6. Concretiseren van samenwerkingen

In de vier GBO-praktijken in dit onderzoek verzamelen de kernpartners en externe partners zich rond een uiterst concrete praktijk/vraag/doel/doelgroep. Dit lijkt een noodzakelijke voorwaarde te zijn om de samenwerking te realiseren. Maar ook de betrokkenheid van andere partners die geen onthaal-functie hebben is noodzakelijk om de mogelijkheden van GBO ten volle te benutten. Het is aangewezen om verder in te zetten op de uitbouw van samenwerking vanuit een symbiotische verhouding, waarbij praktijkgestuurde en urgente kwesties de kernpartners bereiken en de -wat we hier benoemen als- externe actoren gesteund worden door de kernpartners in het aan de slag gaan met het concrete vraagstuk. Maar waarbij ook bewaakt dient te worden dat het tegengaan van onderbescherming via generalistische rechtenverkenning en realisatie, de cruciale pijler van GBO, de kern vormt.

> SUGGESTIE: GRENSOBJECTEN DETECTEREN EN CENTRAAL PLAATSEN
Laat concrete vragen, vanuit de doelgroep en ook van andere actoren, de GBO-acties sturen om onmiddellijk praktijkgestuurd en actiegericht aan de slag te gaan. Dat maakt dat de urgentie van het samenwerken zichtbaar wordt en meer de GBO-actie meer tastbaar wordt voor basiswerkers. Er is onmiddellijk sprake van een 'grensobject', een concreet vraagstuk uit de praktijk waar betrokkenen in het samenwerkingsverband zich toe kunnen te verhouden en mee aan de slag kunnen gaan.

> SUGGESTIE: AANSLUITEN BIJ BESTAANDE (INTERSECTORALE) INITIATIEVEN
Acties dienen niet per definitie te vertrekken vanuit de drie kernpartners en vanuit een evenredig engagement van de kernpartners gedragen te zijn. GBO hoeft niet altijd zelf het warm water uit te vinden, omdat in de praktijk inspirerende voorbeelden bestaan waar wordt aangesloten bij bestaande initiatieven van andere welzijns- en hulpverleningsactoren of intersectorale samenwerkingen die de werkzame principes ademen.

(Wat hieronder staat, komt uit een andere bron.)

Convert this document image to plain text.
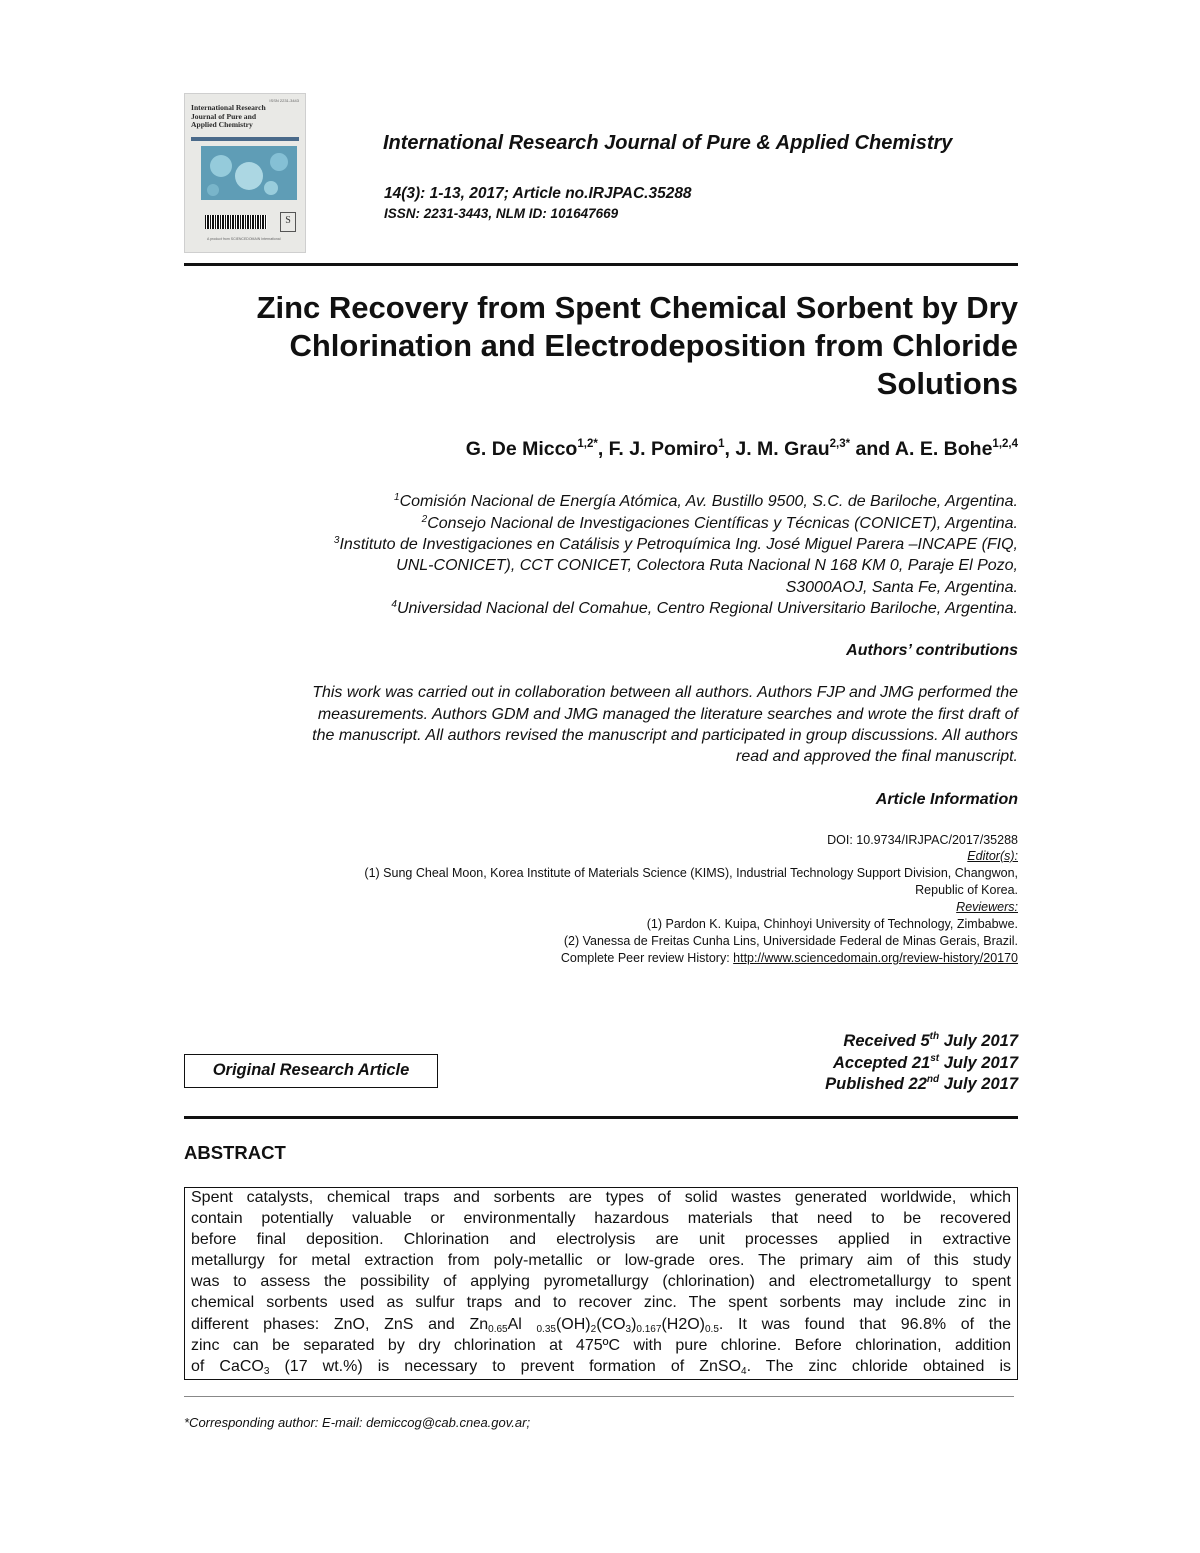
ISSN 2231-3443
International Research Journal of Pure and Applied Chemistry
S
A product from SCIENCEDOMAIN International
International Research Journal of Pure & Applied Chemistry
14(3): 1-13, 2017; Article no.IRJPAC.35288
ISSN: 2231-3443, NLM ID: 101647669
Zinc Recovery from Spent Chemical Sorbent by Dry
Chlorination and Electrodeposition from Chloride
Solutions
G. De Micco$^{1,2*}$, F. J. Pomiro$^1$, J. M. Grau$^{2,3*}$ and A. E. Bohe$^{1,2,4}$
$^1$Comisión Nacional de Energía Atómica, Av. Bustillo 9500, S.C. de Bariloche, Argentina.
$^2$Consejo Nacional de Investigaciones Científicas y Técnicas (CONICET), Argentina.
$^3$Instituto de Investigaciones en Catálisis y Petroquímica Ing. José Miguel Parera –INCAPE (FIQ,
UNL-CONICET), CCT CONICET, Colectora Ruta Nacional N 168 KM 0, Paraje El Pozo,
S3000AOJ, Santa Fe, Argentina.
$^4$Universidad Nacional del Comahue, Centro Regional Universitario Bariloche, Argentina.
Authors’ contributions
This work was carried out in collaboration between all authors. Authors FJP and JMG performed the
measurements. Authors GDM and JMG managed the literature searches and wrote the first draft of
the manuscript. All authors revised the manuscript and participated in group discussions. All authors
read and approved the final manuscript.
Article Information
DOI: 10.9734/IRJPAC/2017/35288
Editor(s):
(1) Sung Cheal Moon, Korea Institute of Materials Science (KIMS), Industrial Technology Support Division, Changwon,
Republic of Korea.
Reviewers:
(1) Pardon K. Kuipa, Chinhoyi University of Technology, Zimbabwe.
(2) Vanessa de Freitas Cunha Lins, Universidade Federal de Minas Gerais, Brazil.
Complete Peer review History: http://www.sciencedomain.org/review-history/20170
Original Research Article
Received 5th July 2017
Accepted 21st July 2017
Published 22nd July 2017
ABSTRACT
Spent catalysts, chemical traps and sorbents are types of solid wastes generated worldwide, which
contain potentially valuable or environmentally hazardous materials that need to be recovered
before final deposition. Chlorination and electrolysis are unit processes applied in extractive
metallurgy for metal extraction from poly-metallic or low-grade ores. The primary aim of this study
was to assess the possibility of applying pyrometallurgy (chlorination) and electrometallurgy to spent
chemical sorbents used as sulfur traps and to recover zinc. The spent sorbents may include zinc in
different phases: ZnO, ZnS and $Zn_{0.65}Al$ $_{0.35}(OH)_2(CO_3)_{0.167}(H2O)_{0.5}$. It was found that 96.8% of the
zinc can be separated by dry chlorination at 475ºC with pure chlorine. Before chlorination, addition
of CaCO$_3$ (17 wt.%) is necessary to prevent formation of ZnSO$_4$. The zinc chloride obtained is
*Corresponding author: E-mail: demiccog@cab.cnea.gov.ar;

7. Kennismaking als aangrijpingspunt om acties uit te werken en uit te testen

Wanneer er enkel en vooral op kennismaking en kennisdeling wordt ingezet dreigen de opgebouwde dynamieken te verdwijnen wanneer basiswerkers hun positie verlaten. Het is dus bovenal zaak om acties te consolideren in de werking van de verschillende kernpartners, breder dan de kennismaking en kennisdeling tussen individuele basiswerkers. Het innovatieve karakter dat Geïntegreerd Breed Onthaal potentieel kan aanwakkeren komt bovendrijven in die cases waar de opgezette acties diverse werkzame principes combineert in een praktische vertaling.
> SUGGESTIE: ACTIES CONCREET RICHTEN OP AANPAKKEN ONDERBESCHERMING EN VERHOGEN TOEGANKELIJKHEID
Acties die gericht zijn op kennismaking en kennisdeling genereren draagvlak en engagement op niveau van de organisaties en sociaal werkers. Dergelijke acties kunnen indirect aanleiding geven tot het aanpakken van onderbescherming en het verhogen van de toegankelijkheid. Bijvoorbeeld doordat de lijnen tussen hulp- en dienstverleningsorganisaties korter worden. Deze vormen een eerste stap die hefbomen genereert om ook acties op te zetten gericht naar en in samenwerking met de doelgroep. Het samen ontwikkelen, uitwerken en uittesten van deze concrete acties die voorbijgaan aan kennismaking is noodzakelijk om drempels naar de hulp- en dienstverlening te overbruggen en om rechten van burgers actief te verkennen en te realiseren.

8. Betekenis voor de doelgroep en doelgroepbetrokkenheid
De focus van GBO-acties ligt vooral op ‘mekaar leren kennen’ en ‘goed doorverwijzen’, waardoor de meerwaarde voor professionals en voor de organisaties betrokken in praktijken van Geïntegreerd Breed Onthaal wel helder is, maar de betekenis van samenwerking voor gebruikers (nog) onvoldoende kan worden ingeschat. Er zijn praktijkvoorbeelden van hoe doelgroepbetrokkenheid gerealiseerd kan worden, maar er is nog veel marge om deze noodzakelijke betrokkenheid te realiseren.
SUGGESTIE 8: DOELGROEP VERBREDEN EN WERKELIJK BETREKKEN De doelgroep dient te worden verruimd naar alle kwetsbare burgers (zie suggestie 4). Daarnaast dient effectieve vertegenwoordiging van burgers binnen GBO-stuurgroep en -werkgroep gerealiseerd te worden om hun perspectief van bij aanvang de acties mee te vormen (zie suggestie 2). Er is (nog) onvoldoende zicht op de betekenis van Geïntegreerd Breed Onthaal-praktijken voor de situatie van kwetsbare burgers. Dit dient actief gefaciliteerd te worden op Vlaams niveau. Onder andere door doelgroepbetrokkenheid binnen elke laag van het organigram te verwachten en GBO-acties te evalueren aan de hand van kwalitatieve criteria zoals de manier waarop werkzame principes vertaald worden tot op het lokale niveau.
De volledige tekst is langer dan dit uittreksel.